A potência máxima de carregamento é o débito mais elevado, medido em quilowatt, a que um veículo elétrico consegue captar energia quando ligado a um carregador rápido de corrente contínua. É o valor de destaque que os fabricantes gostam de anunciar — um carro publicitado como capaz de 250 quilowatt, por exemplo — porque um número elevado sugere um carregamento muito rápido. Na realidade, representa apenas o máximo momentâneo que o carro aceita em condições ideais, e é mantido apenas durante uma parte relativamente curta de qualquer sessão de carregamento.
O ritmo a que uma bateria pode aceitar carga em segurança não é constante; varia com o estado de carga e segue aquilo a que se chama curva de carregamento. Um elétrico atinge normalmente a sua potência máxima apenas com um estado de carga baixo, muitas vezes abaixo dos 20 a 30 por cento, quando a bateria está mais recetiva. À medida que as células enchem, o sistema de gestão da bateria reduz progressivamente a corrente para proteger o conjunto do sobreaquecimento e da deposição de lítio que correntes elevadas com carga alta podem provocar, pelo que a potência diminui bem antes de a bateria ficar cheia.
Por causa desta diminuição, o valor de pico é um mau indicador do tempo que uma recarga real demora. Um carro com pico de 200 quilowatt pode já ter descido para metade quando chega aos 60 por cento, e abranda até um fio de água à medida que se aproxima dos 100 por cento. O que efetivamente determina o tempo passado num carregador rápido é a potência média sustentada na janela mais relevante, convencionalmente medida dos 10 aos 80 por cento, já que o carregamento rápido para além dos 80 por cento é, em regra, demasiado lento para compensar.
Por esta razão, um carro com um pico modesto, mas uma curva de carregamento plana e bem sustentada, pode carregar mais depressa do que um rival que ostenta um valor de destaque superior que cai rapidamente. A comparação mais útil entre veículos é, por isso, o tempo de carregamento dos 10 aos 80 por cento, ou a potência média nesse intervalo, e não apenas o pico. Um pico elevado só se traduz em carregamento genuinamente rápido se a bateria e a sua gestão permitirem manter essa potência durante uma parte significativa da sessão.

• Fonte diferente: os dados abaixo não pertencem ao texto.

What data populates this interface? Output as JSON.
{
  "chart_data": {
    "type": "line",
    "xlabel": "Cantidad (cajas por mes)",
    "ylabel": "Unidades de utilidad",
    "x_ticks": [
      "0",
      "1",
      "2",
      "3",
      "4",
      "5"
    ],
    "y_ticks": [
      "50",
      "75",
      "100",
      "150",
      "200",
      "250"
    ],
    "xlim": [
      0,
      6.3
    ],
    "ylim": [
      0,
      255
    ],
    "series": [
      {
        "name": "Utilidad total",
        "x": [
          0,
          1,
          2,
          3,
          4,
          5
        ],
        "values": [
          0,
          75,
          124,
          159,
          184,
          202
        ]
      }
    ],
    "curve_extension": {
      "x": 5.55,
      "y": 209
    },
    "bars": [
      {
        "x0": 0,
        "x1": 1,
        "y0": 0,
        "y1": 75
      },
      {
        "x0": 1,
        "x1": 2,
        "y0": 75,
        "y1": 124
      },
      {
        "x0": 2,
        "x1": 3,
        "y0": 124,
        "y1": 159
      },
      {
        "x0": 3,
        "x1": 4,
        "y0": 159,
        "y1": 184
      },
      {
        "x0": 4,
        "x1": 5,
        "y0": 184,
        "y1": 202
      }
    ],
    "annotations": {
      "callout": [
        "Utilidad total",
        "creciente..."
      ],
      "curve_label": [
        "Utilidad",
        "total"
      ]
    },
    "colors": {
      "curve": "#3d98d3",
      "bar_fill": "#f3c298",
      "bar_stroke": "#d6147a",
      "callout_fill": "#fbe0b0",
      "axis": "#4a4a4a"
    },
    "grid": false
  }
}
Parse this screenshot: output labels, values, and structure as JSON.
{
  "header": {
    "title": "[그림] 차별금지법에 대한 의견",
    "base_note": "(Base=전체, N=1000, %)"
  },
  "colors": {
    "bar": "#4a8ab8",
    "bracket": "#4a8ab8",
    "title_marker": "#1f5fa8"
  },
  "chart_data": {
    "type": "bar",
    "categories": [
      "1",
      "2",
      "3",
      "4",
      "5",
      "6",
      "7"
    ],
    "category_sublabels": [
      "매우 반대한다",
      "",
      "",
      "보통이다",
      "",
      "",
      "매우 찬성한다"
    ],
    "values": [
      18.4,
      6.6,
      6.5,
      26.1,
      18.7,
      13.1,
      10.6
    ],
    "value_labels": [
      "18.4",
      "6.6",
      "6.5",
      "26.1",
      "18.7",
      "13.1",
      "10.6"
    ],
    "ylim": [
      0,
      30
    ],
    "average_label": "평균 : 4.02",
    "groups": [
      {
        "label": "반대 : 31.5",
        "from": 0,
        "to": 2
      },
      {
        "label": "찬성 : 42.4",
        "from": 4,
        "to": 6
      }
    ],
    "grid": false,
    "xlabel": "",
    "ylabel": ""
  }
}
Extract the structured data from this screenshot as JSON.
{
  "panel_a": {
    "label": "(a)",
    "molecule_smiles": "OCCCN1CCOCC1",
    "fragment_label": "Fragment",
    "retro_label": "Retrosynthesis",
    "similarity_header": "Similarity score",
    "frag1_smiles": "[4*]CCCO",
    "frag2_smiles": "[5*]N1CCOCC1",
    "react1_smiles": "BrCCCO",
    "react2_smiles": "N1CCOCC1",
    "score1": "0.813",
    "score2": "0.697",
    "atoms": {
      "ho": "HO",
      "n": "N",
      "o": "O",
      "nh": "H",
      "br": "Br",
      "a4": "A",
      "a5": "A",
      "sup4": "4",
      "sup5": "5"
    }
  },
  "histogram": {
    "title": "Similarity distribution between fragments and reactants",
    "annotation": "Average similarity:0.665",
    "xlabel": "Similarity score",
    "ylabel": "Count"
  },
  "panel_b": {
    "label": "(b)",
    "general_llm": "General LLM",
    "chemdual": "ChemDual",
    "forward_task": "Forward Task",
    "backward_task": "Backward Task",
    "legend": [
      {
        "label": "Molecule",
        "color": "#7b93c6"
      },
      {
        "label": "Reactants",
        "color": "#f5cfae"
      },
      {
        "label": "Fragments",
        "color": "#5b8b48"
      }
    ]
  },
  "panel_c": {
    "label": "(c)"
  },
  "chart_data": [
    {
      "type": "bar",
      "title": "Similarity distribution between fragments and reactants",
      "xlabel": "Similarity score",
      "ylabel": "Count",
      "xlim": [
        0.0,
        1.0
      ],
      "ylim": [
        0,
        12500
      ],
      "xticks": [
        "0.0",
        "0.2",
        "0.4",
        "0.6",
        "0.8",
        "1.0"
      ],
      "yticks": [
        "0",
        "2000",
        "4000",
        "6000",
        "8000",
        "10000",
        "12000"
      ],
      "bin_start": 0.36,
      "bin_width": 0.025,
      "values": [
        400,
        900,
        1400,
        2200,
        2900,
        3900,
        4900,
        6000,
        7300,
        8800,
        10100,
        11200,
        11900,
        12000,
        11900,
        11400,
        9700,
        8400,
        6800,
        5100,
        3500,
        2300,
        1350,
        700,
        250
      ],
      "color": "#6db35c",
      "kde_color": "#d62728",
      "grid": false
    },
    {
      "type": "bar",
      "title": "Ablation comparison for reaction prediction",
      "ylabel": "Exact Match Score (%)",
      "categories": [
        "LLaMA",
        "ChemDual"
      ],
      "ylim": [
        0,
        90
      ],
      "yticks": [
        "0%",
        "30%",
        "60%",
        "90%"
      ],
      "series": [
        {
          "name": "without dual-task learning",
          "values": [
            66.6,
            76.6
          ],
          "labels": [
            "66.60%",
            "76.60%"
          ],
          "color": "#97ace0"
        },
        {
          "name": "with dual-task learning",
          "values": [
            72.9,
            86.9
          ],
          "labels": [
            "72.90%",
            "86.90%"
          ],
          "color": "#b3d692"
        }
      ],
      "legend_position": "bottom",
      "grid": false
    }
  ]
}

Vários fatores determinam até onde pode chegar o pico e quanto tempo dura. Uma arquitetura elétrica de 800 volt permite maior potência com menor corrente, atenuando a geração de calor e suportando um pico simultaneamente mais alto e mais sustentado do que os sistemas de 400 volt, mais comuns. A temperatura da bateria é igualmente determinante: um conjunto frio limita severamente a potência que aceita, razão pela qual muitos elétricos pré-condicionam a bateria até uma temperatura ótima quando um carregador rápido é definido como destino de navegação. Compreendida em conjunto com a curva de carregamento, o carregamento rápido em corrente contínua, a velocidade global de carregamento e o estado de carga, a potência máxima de carregamento deve ser encarada como um limite superior, e não como uma promessa.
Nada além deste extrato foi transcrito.